On July 4, 1975, the members of San Francisco’s Ant Farm architecture and video collective staged what they called the “ultimate media event.” After a bit of performance-art frivolity in which a John F. Kennedy impersonator gave a mock speech deriding the media — “Who can deny that we are a nation addicted to television and the constant flow of media? Haven’t you ever wanted to put your foot through your television?” — the group took a heavily modded Cadillac and crashed it through a thin pyramid of television sets.

But it’s what happened next that was the best: the stunt had drawn TV crews from across the area, who all seized on the gorgeous, unbelievable visuals and broadcast them on the nightly news.

So, yeah, this had some Ant Farmy features.

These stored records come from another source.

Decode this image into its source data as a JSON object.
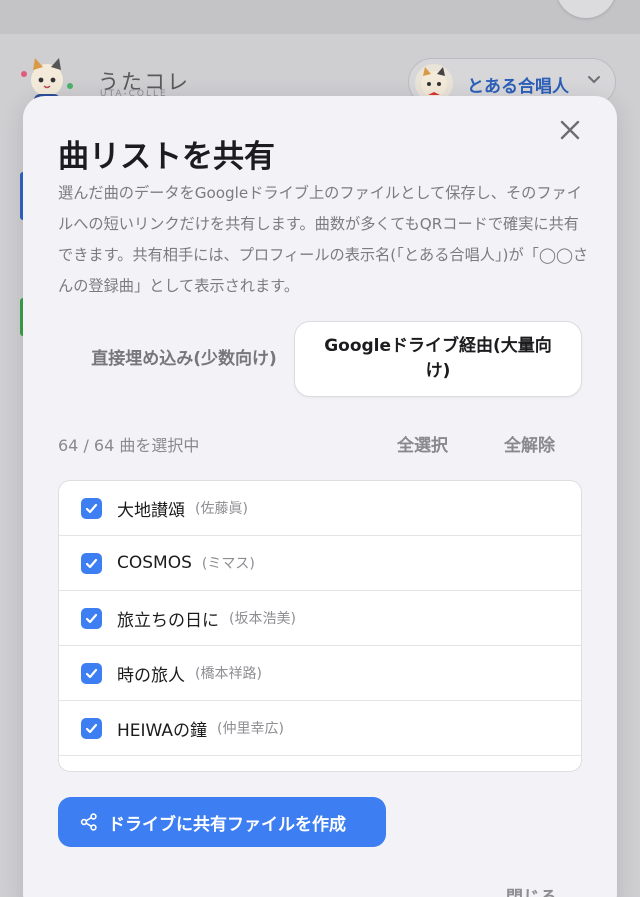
{
  "app": {
    "title": "うたコレ",
    "subtitle": "UTA-COLLE",
    "user_name": "とある合唱人"
  },
  "modal": {
    "title": "曲リストを共有",
    "description": "選んだ曲のデータをGoogleドライブ上のファイルとして保存し、そのファイルへの短いリンクだけを共有します。曲数が多くてもQRコードで確実に共有できます。共有相手には、プロフィールの表示名(「とある合唱人」)が「◯◯さんの登録曲」として表示されます。",
    "tabs": [
      {
        "label": "直接埋め込み(少数向け)",
        "active": false
      },
      {
        "label": "Googleドライブ経由(大量向け)",
        "active": true
      }
    ],
    "selection_count": "64 / 64 曲を選択中",
    "select_all": "全選択",
    "deselect_all": "全解除",
    "songs": [
      {
        "title": "大地讃頌",
        "artist": "(佐藤眞)",
        "checked": true
      },
      {
        "title": "COSMOS",
        "artist": "(ミマス)",
        "checked": true
      },
      {
        "title": "旅立ちの日に",
        "artist": "(坂本浩美)",
        "checked": true
      },
      {
        "title": "時の旅人",
        "artist": "(橋本祥路)",
        "checked": true
      },
      {
        "title": "HEIWAの鐘",
        "artist": "(仲里幸広)",
        "checked": true
      }
    ],
    "create_button": "ドライブに共有ファイルを作成",
    "close_label": "閉じる"
  },
  "colors": {
    "accent": "#3d7ef2",
    "modal_bg": "#f2f2f7",
    "user_name": "#2c5fb8"
  },
  "icons": {
    "close": "close-icon",
    "share": "share-icon",
    "check": "check-icon",
    "chevron": "chevron-down-icon"
  }
}
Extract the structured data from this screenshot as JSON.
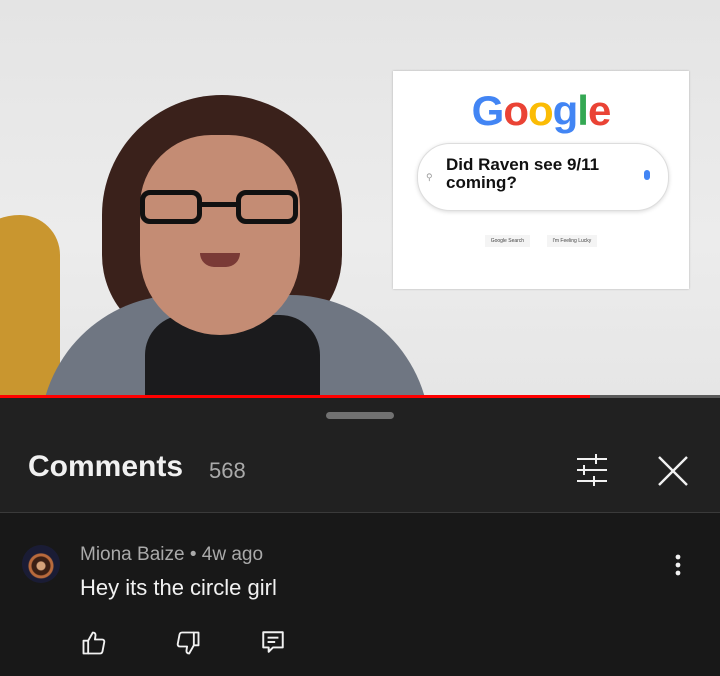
{
  "video": {
    "google_logo": [
      "G",
      "o",
      "o",
      "g",
      "l",
      "e"
    ],
    "google_logo_colors": [
      "#4285F4",
      "#EA4335",
      "#FBBC05",
      "#4285F4",
      "#34A853",
      "#EA4335"
    ],
    "search_query": "Did Raven see 9/11 coming?",
    "search_button": "Google Search",
    "lucky_button": "I'm Feeling Lucky",
    "progress": 0.82
  },
  "comments_panel": {
    "title": "Comments",
    "count": "568",
    "filter_icon": "filter-sliders-icon",
    "close_icon": "close-icon"
  },
  "comment": {
    "author": "Miona Baize",
    "separator": "•",
    "age": "4w ago",
    "text": "Hey its the circle girl",
    "icons": [
      "like-icon",
      "dislike-icon",
      "reply-icon",
      "more-vertical-icon"
    ]
  },
  "colors": {
    "progress_red": "#ff0000",
    "sheet_bg": "#212121",
    "comment_bg": "#181818"
  }
}
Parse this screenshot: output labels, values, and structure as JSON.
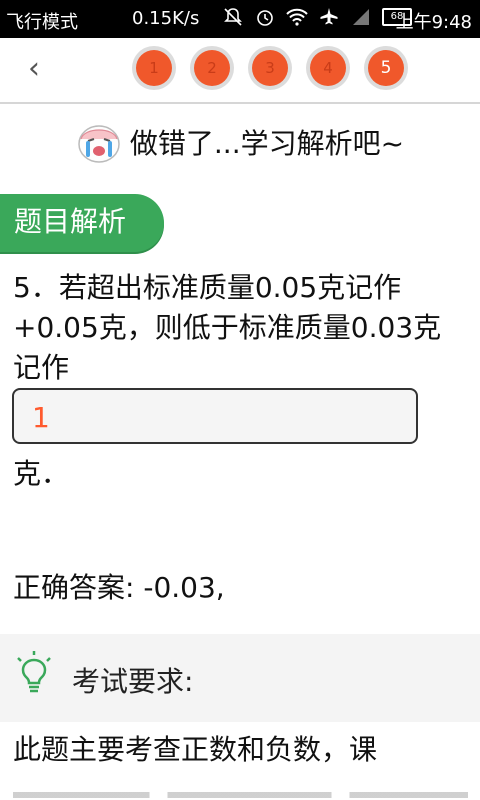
{
  "status_bar": {
    "airplane_mode": "飞行模式",
    "network_speed": "0.15K/s",
    "battery_level": "68",
    "time": "上午9:48",
    "icons": [
      "notifications-off-icon",
      "alarm-icon",
      "wifi-icon",
      "airplane-icon",
      "signal-icon",
      "battery-icon"
    ]
  },
  "nav": {
    "back_label": "‹",
    "questions": [
      "1",
      "2",
      "3",
      "4",
      "5"
    ],
    "current_question": "5",
    "accent_color": "#f0582b"
  },
  "result_heading": "做错了...学习解析吧~",
  "section_tab": "题目解析",
  "question": {
    "text": "5．若超出标准质量0.05克记作+0.05克，则低于标准质量0.03克记作",
    "user_answer": "1",
    "unit_suffix": "克．"
  },
  "correct_answer": "正确答案: -0.03,",
  "exam_requirement_label": "考试要求:",
  "explanation_start": "此题主要考查正数和负数，课",
  "colors": {
    "tab_green": "#3aa85a",
    "answer_orange": "#ff5a2e"
  }
}
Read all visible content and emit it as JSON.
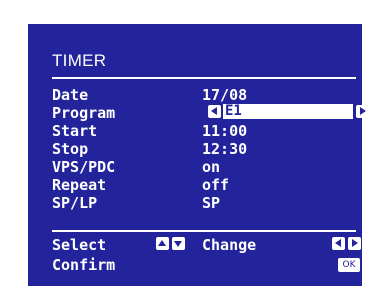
{
  "window": {
    "title": "TIMER"
  },
  "rows": [
    {
      "label": "Date",
      "value": "17/08"
    },
    {
      "label": "Program",
      "value": "E1"
    },
    {
      "label": "Start",
      "value": "11:00"
    },
    {
      "label": "Stop",
      "value": "12:30"
    },
    {
      "label": "VPS/PDC",
      "value": "on"
    },
    {
      "label": "Repeat",
      "value": "off"
    },
    {
      "label": "SP/LP",
      "value": "SP"
    }
  ],
  "footer": {
    "select_label": "Select",
    "change_label": "Change",
    "confirm_label": "Confirm",
    "ok_label": "OK"
  },
  "icons": {
    "select": [
      "arrow-up-icon",
      "arrow-down-icon"
    ],
    "change": [
      "arrow-left-icon",
      "arrow-right-icon"
    ],
    "program": [
      "arrow-left-icon",
      "arrow-right-icon"
    ]
  },
  "colors": {
    "background": "#23239c",
    "foreground": "#ffffff"
  }
}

But there are some things that don’t add up. I have come to find out that a couple of the home addresses to which the book was sent are known only to a small handful of people, none of whom are remotely connected to Schreier. Maybe he had an accomplice? Or perhaps a fellow admirer had merely taken up the mantle. I’ve been unable to track down Schreier.

Though I’ll keep trying to contact Schreier, I doubt we will have any satisfying resolution to the mystery. That’s because I received an email last week that confirmed what I’d simultaneously feared and hoped.

This really is going to go down as an anonymous, glorious little experiment. Iterating Grace will join the ranks of other great unresolved mysteries of the technology world, such as the identity of Satoshi Nakamoto, the creator of Bitcoin. (OK, maybe it’s not quite that big.)

The author(s)—using the first-person plural—emailed me to “say goodbye.” And provide an answer to one important question.

A clarification, which we feel you’re due: We are not a brand. Brands are fine; we’re just not one. And this wasn’t marketing, except for the marketing of a single human story. Nothing is ever launching.
We understand your curiosity about our identity but feel it’s not the point. Please, don’t worry about it. The point was just the book – the joy that went into it and whatever came out of it.
And now, enough has come out of it. Surely we’ve taken up enough of everyone’s time. In the end, time is all we’ve got. We all lie down for the llamas eventually.

You see, the lead character in Iterating Grace, commits suicide by smearing cat food all over his body and laying down to be trampled by a relative of the llama, the vicuña. (I told you it was a good story.)

So, naturally, I wrote back to say, “They were vicuñas!”

And I received, promptly, what I take to be the final note from whoever wrote this little thing.

EXPERIENCE + CURIOSITY = POWERFUL
EXPERIENCE – CURIOSITY = LIABILITY
THE WORLD IS DYNAMIC

Goodbye!!

That’s an all-caps version of this tweet by venture capitalist Bill Gurley. And with that, I think I have to reluctantly file this as a cold case. Maybe one day, perhaps at Shotwells, a stranger will approach and admit authorship, before melting away into a crowd of Giants fans.

But for now, all we have is the mystery.